Managing position risk

  • Position sizing: A common guideline is to limit any single stock position to around 2% or less of portfolio value to reduce single-issue risk.
  • Diversification: Spread positions across sectors and asset classes (e.g., equities, bonds) to lower idiosyncratic risk.
  • Stop-loss orders: Use stop-losses or other exit rules to limit downside on underperforming positions.
  • Be aware of systemic and overnight risk—holding positions through market closes can expose you to gap risk from news or events.

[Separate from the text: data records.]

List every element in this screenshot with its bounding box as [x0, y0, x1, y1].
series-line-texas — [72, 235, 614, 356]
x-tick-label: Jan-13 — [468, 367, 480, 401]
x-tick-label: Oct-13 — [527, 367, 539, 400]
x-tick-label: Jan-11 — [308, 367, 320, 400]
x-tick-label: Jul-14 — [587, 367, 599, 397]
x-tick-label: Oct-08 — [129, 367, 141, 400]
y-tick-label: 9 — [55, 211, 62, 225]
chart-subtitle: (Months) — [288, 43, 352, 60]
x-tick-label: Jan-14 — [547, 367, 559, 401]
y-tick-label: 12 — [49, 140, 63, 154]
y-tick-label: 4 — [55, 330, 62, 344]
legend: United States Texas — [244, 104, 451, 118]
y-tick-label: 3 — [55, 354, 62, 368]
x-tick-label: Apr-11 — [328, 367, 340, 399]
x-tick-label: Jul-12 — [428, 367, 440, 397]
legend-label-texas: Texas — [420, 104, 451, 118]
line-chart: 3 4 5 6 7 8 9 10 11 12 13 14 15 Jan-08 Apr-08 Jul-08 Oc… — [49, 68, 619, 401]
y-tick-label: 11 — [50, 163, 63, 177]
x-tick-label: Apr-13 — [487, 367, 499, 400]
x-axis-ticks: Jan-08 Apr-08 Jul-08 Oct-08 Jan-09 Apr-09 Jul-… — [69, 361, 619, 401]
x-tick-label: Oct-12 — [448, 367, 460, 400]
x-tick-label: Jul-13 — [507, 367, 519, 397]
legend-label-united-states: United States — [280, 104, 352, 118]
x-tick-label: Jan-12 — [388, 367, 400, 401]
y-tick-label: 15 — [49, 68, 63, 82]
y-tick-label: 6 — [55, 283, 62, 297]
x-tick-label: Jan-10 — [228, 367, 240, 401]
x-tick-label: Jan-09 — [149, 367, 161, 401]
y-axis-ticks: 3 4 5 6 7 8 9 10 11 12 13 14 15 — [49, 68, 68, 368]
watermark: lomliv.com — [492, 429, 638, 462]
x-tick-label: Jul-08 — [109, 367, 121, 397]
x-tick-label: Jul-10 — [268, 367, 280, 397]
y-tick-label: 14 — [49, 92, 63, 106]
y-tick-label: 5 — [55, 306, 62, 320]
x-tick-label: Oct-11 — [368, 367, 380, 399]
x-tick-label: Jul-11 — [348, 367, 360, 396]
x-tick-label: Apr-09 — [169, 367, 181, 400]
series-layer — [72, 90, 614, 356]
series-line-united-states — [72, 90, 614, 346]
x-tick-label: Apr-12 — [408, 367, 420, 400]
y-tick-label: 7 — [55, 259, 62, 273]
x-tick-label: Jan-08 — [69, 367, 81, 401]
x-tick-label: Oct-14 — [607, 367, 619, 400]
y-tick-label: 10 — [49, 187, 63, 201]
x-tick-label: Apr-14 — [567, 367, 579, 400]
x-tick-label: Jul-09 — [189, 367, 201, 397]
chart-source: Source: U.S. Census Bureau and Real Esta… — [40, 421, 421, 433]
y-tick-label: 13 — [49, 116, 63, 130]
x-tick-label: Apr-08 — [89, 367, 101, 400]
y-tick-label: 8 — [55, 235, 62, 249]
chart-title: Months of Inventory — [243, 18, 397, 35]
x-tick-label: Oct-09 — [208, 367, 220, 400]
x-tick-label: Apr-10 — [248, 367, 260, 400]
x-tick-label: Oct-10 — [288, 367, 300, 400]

Day trading and short holding periods

  • Day traders and scalpers open and close positions within the same trading day (sometimes within seconds), aiming to avoid overnight exposure.
  • Day trading requires discipline, a clear plan, sufficient capital, and tolerance for high transaction frequency and risk.
  • If a day trader fails to close positions before the market close, they assume overnight market risk.

Closing positions

  • Closing a long position: sell the asset.
  • Closing a short position: buy back the borrowed shares (cover the short).
  • Closing eliminates market exposure from that trade.

Summary

An open position is any active trade that exposes an investor to market risk until it is closed. Effective management combines sensible position sizing, diversification, defined exit rules (such as stop-losses), and alignment of holding periods with trading objectives and risk tolerance.